Once again, SUVs are to blame.
In the United States, Mercedes-Benz offers its customers the choice of just two wagons. These are the E450 4Matic All-Terrain, which competes with the Audi A6 allroad, and the AMG E63 wagon. The limited selection is no surprise since wagons have fallen out of favor in recent years. Even Volvo, which has built some of the best wagons around, recently chose to discontinue its V60 and V90 wagons for the 2022 model year.
According to Autocar, Markus Schafer, Mercedes-Benz's chief operating officer, recently admitted that the future of the wagon is uncertain, especially outside of the UK and Europe where wagons remain quite popular.
"Estate cars, we have to see," said Schafer in an interview at the Munich auto show. "This market is under pressure as more and more customers move to SUVs, and there are just a few markets left for estates and station wagons.
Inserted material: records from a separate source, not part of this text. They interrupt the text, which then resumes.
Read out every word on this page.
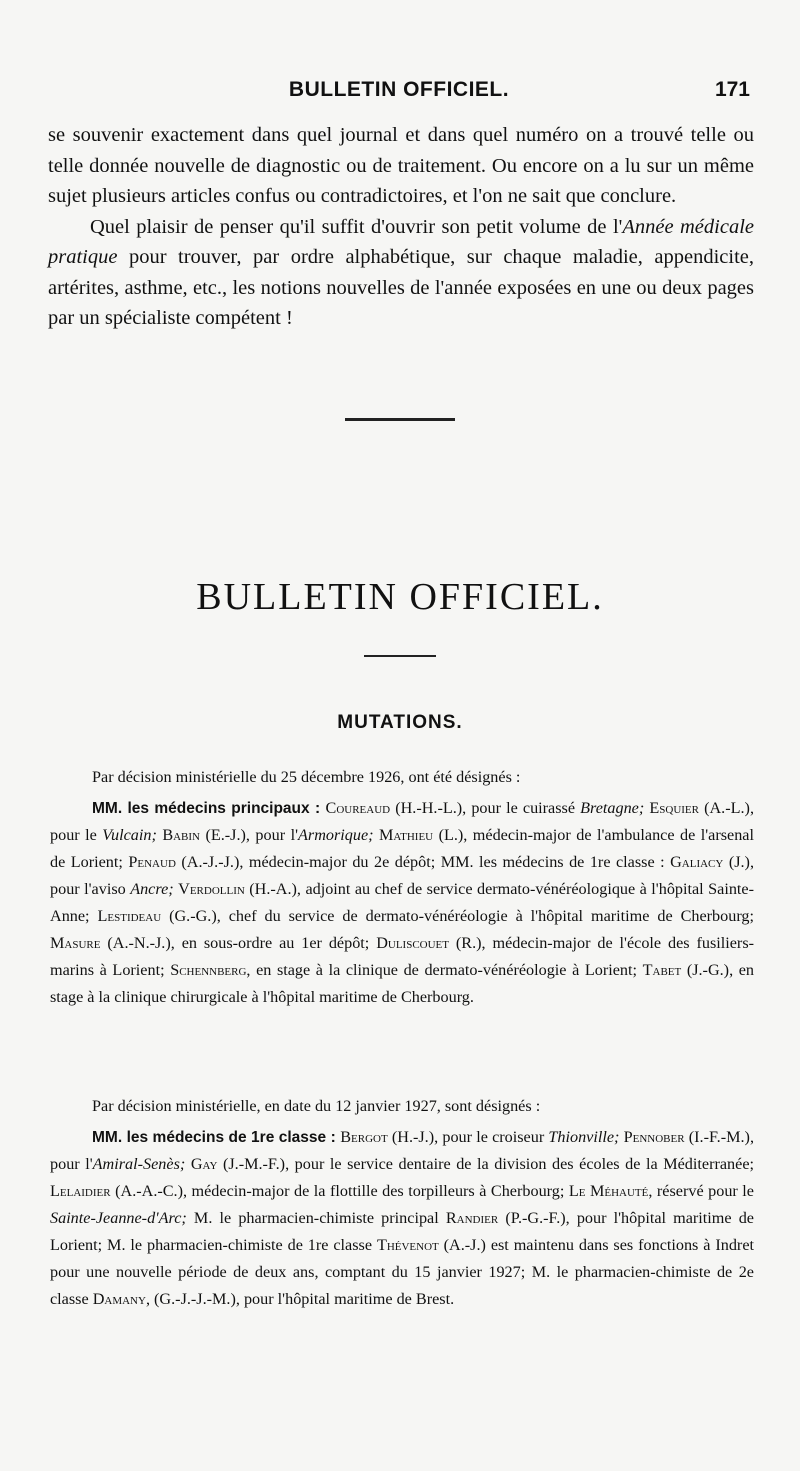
BULLETIN OFFICIEL.	171

se souvenir exactement dans quel journal et dans quel numéro on a trouvé telle ou telle donnée nouvelle de diagnostic ou de traitement. Ou encore on a lu sur un même sujet plusieurs articles confus ou contradictoires, et l'on ne sait que conclure.

Quel plaisir de penser qu'il suffit d'ouvrir son petit volume de l'Année médicale pratique pour trouver, par ordre alphabétique, sur chaque maladie, appendicite, artérites, asthme, etc., les notions nouvelles de l'année exposées en une ou deux pages par un spécialiste compétent !

BULLETIN OFFICIEL.
MUTATIONS.

Par décision ministérielle du 25 décembre 1926, ont été désignés :

MM. les médecins principaux : Coureaud (H.-H.-L.), pour le cuirassé Bretagne; Esquier (A.-L.), pour le Vulcain; Babin (E.-J.), pour l'Armorique; Mathieu (L.), médecin-major de l'ambulance de l'arsenal de Lorient; Penaud (A.-J.-J.), médecin-major du 2e dépôt; MM. les médecins de 1re classe : Galiacy (J.), pour l'aviso Ancre; Verdollin (H.-A.), adjoint au chef de service dermato-vénéréologique à l'hôpital Sainte-Anne; Lestideau (G.-G.), chef du service de dermato-vénéréologie à l'hôpital maritime de Cherbourg; Masure (A.-N.-J.), en sous-ordre au 1er dépôt; Duliscouet (R.), médecin-major de l'école des fusiliers-marins à Lorient; Schennberg, en stage à la clinique de dermato-vénéréologie à Lorient; Tabet (J.-G.), en stage à la clinique chirurgicale à l'hôpital maritime de Cherbourg.

Par décision ministérielle, en date du 12 janvier 1927, sont désignés :

MM. les médecins de 1re classe : Bergot (H.-J.), pour le croiseur Thionville; Pennober (I.-F.-M.), pour l'Amiral-Senès; Gay (J.-M.-F.), pour le service dentaire de la division des écoles de la Méditerranée; Lelaidier (A.-A.-C.), médecin-major de la flottille des torpilleurs à Cherbourg; Le Méhauté, réservé pour le Sainte-Jeanne-d'Arc; M. le pharmacien-chimiste principal Randier (P.-G.-F.), pour l'hôpital maritime de Lorient; M. le pharmacien-chimiste de 1re classe Thévenot (A.-J.) est maintenu dans ses fonctions à Indret pour une nouvelle période de deux ans, comptant du 15 janvier 1927; M. le pharmacien-chimiste de 2e classe Damany, (G.-J.-J.-M.), pour l'hôpital maritime de Brest.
So we have to see how the volumes are developing."
We know that crossovers and SUVs are wildly popular in the US, and sources at Mercedes have suggested that this won't change with electrification. Lower-riding, more aerodynamic SUVs with electric powertrains are carving away at the few advantages the wagon body style still had to its credit.
For those of us less interested in practical motoring, there was more bad news from Schafer. "We have to recognize that the demand for cabriolets is dropping around the world. We will have to think about the coupe as well."
Electrification and drop-tops are not quite a match made in heaven, as Schafer says it's challenging to design an attractive convertible with a large battery pack at the bottom. "It's quite a job and a task to keep [its] nice proportions and not to lift it too high," he said.
Already, the beautiful Mercedes S-Class coupe and convertible - based on the previous S-Class sedan - won't be receiving successors. Hopefully, the E-Class wagon isn't headed down the same path.